De récentes données préliminaires publiées par la compagnie Novo Nordisk suggèrent que les agonistes du GLP-1 pourraient réduire de manière significative les risques de maladies cardiovasculaires, offrant ainsi des perspectives prometteuses. Des hypothèses sont également formulées quant à la capacité de ces molécules à ralentir la progression de la démence, à traiter la dépendance et le syndrome des ovaires polykystiques.

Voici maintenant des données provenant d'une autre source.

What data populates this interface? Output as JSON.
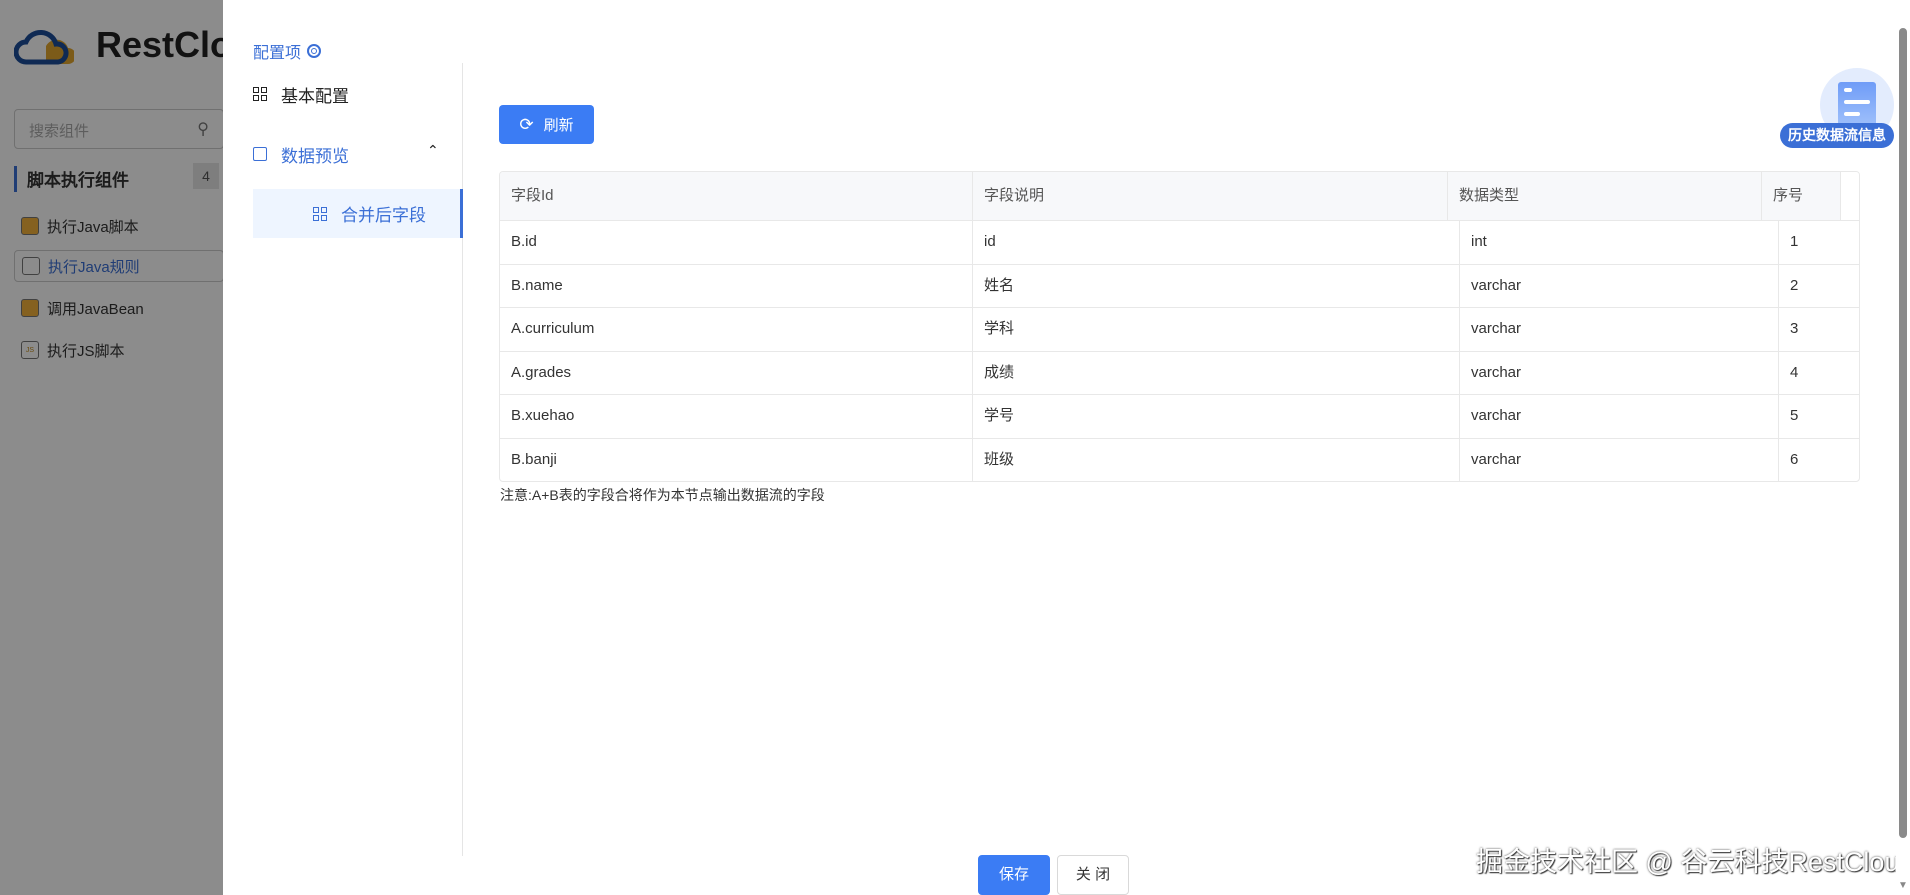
{
  "background": {
    "logo_text": "RestClo",
    "search_placeholder": "搜索组件",
    "group": {
      "title": "脚本执行组件",
      "count": "4"
    },
    "components": [
      {
        "label": "执行Java脚本",
        "icon": "java-file-icon",
        "selected": false
      },
      {
        "label": "执行Java规则",
        "icon": "java-rule-icon",
        "selected": true
      },
      {
        "label": "调用JavaBean",
        "icon": "javabean-icon",
        "selected": false
      },
      {
        "label": "执行JS脚本",
        "icon": "js-file-icon",
        "selected": false
      }
    ]
  },
  "drawer": {
    "config_title": "配置项",
    "menu": [
      {
        "label": "基本配置",
        "icon": "grid-icon"
      },
      {
        "label": "数据预览",
        "icon": "data-preview-icon",
        "expanded": true
      },
      {
        "label": "合并后字段",
        "icon": "grid-icon",
        "active": true
      }
    ],
    "refresh_label": "刷新",
    "table": {
      "headers": [
        "字段Id",
        "字段说明",
        "数据类型",
        "序号"
      ],
      "rows": [
        [
          "B.id",
          "id",
          "int",
          "1"
        ],
        [
          "B.name",
          "姓名",
          "varchar",
          "2"
        ],
        [
          "A.curriculum",
          "学科",
          "varchar",
          "3"
        ],
        [
          "A.grades",
          "成绩",
          "varchar",
          "4"
        ],
        [
          "B.xuehao",
          "学号",
          "varchar",
          "5"
        ],
        [
          "B.banji",
          "班级",
          "varchar",
          "6"
        ]
      ]
    },
    "note": "注意:A+B表的字段合将作为本节点输出数据流的字段",
    "history_label": "历史数据流信息",
    "save_label": "保存",
    "close_label": "关 闭"
  },
  "watermark": "掘金技术社区 @ 谷云科技RestCloud",
  "colors": {
    "primary": "#3b7cf4",
    "accent": "#3b6fd6"
  }
}
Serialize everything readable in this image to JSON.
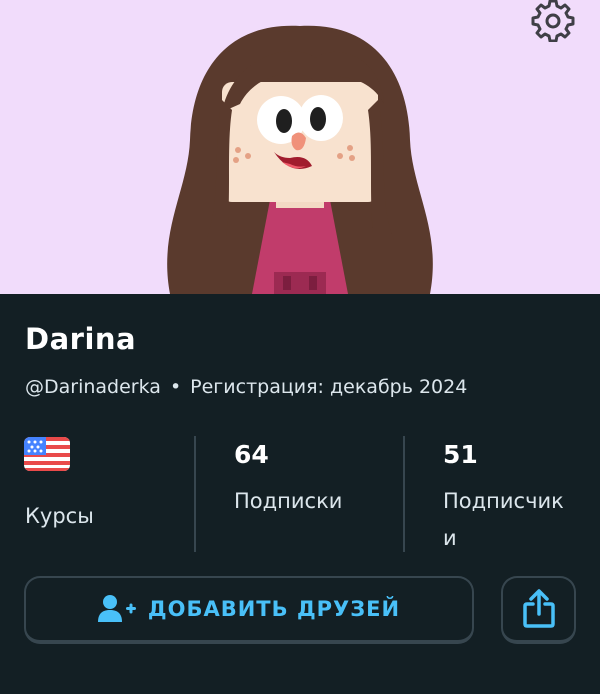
{
  "user": {
    "name": "Darina",
    "username": "@Darinaderka",
    "separator": "•",
    "joined": "Регистрация: декабрь 2024"
  },
  "stats": {
    "courses_label": "Курсы",
    "courses_flag": "us-flag-icon",
    "following_count": "64",
    "following_label": "Подписки",
    "followers_count": "51",
    "followers_label_line1": "Подписчик",
    "followers_label_line2": "и"
  },
  "actions": {
    "add_friends_label": "ДОБАВИТЬ ДРУЗЕЙ",
    "add_friends_icon": "add-user-icon",
    "share_icon": "share-icon",
    "settings_icon": "gear-icon"
  },
  "colors": {
    "hero_background": "#f1dcfb",
    "page_background": "#131f24",
    "accent_blue": "#49c0f8",
    "border": "#37464f"
  }
}
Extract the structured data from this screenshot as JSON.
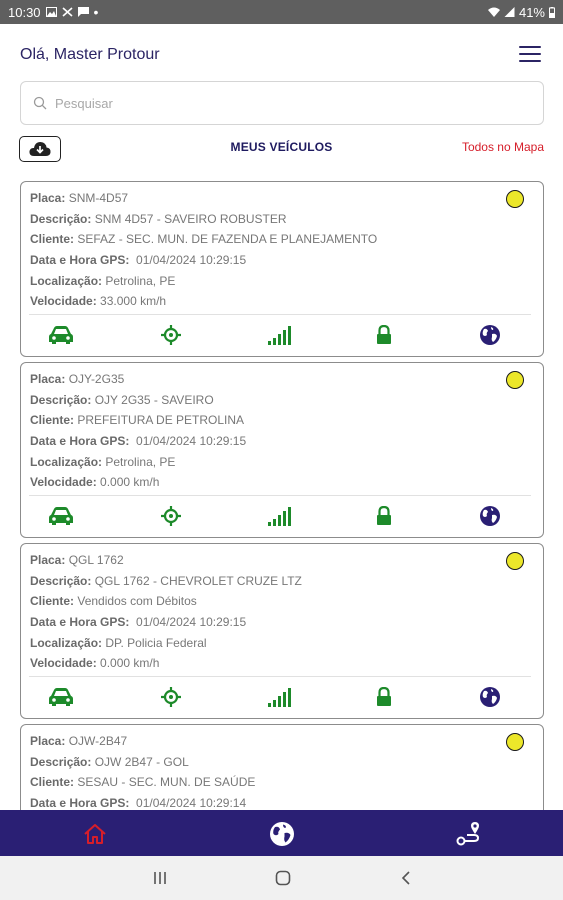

Cependant, le Dr D’Alessio et M. Drucker soulignent la nécessité d’une prudence quant aux conclusions hâtives, rappelant que la validation de ces hypothèses nécessitera encore de nombreuses années de recherche approfondie. Ils envisagent néanmoins un avenir où les agonistes du GLP-1 pourraient étendre leurs applications au-delà du diabète et de l’obésité, pour potentiellement traiter des conditions telles que la maladie d’Alzheimer, la maladie de Parkinson et les affections hépatiques métaboliques.